The backend uses async throughout: async SQLAlchemy sessions, asyncio tasks for background jobs, and async subprocess calls for MakeMKV CLI operations.

Singleton Services

Core services are module-level singletons: job_manager, ws_manager, curator, movie_organizer, tv_organizer. They are initialized once and shared across the application.

State Machine Driven

All job lifecycle is tracked through JobState transitions persisted in SQLite. The JobStateMachine validates every transition against a map of allowed state changes, ensuring jobs never enter invalid states.

Subtitle Coordination

Subtitle downloads run in the background during ripping. An asyncio.Event synchronizes the two processes -- matching awaits the event before proceeding, ensuring subtitles are available when needed.

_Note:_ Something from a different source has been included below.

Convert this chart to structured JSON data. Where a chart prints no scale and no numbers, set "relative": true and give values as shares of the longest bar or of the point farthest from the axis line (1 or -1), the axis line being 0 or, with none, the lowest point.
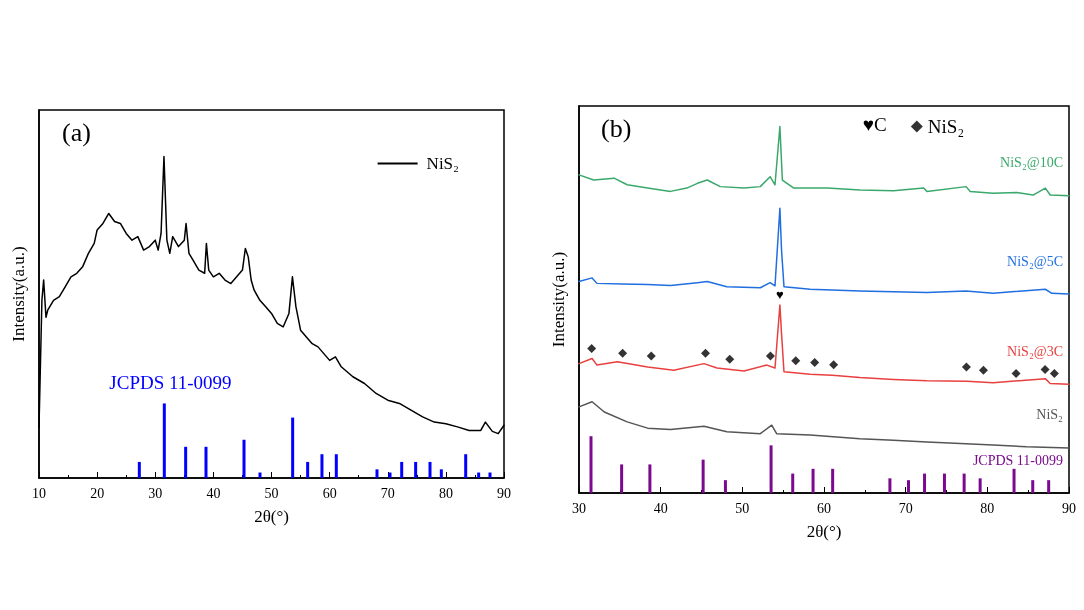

DiscDB Mapping Persistence

TheDiscDB title mappings are serialized as JSON in the discdb_mappings_json column on DiscJob. They are persisted during identification and restored from the database on server startup via _restore_discdb_mappings().

Custom Error Hierarchy

All domain errors extend EngramError with typed subclasses (MakeMKVError, MatchingError, ConfigurationError, etc.). The @handle_errors decorator provides standardized error handling in service methods.

Simulation Endpoints

When DEBUG=true, simulation endpoints allow testing the full workflow without a physical disc. These are used extensively by E2E tests and manual development.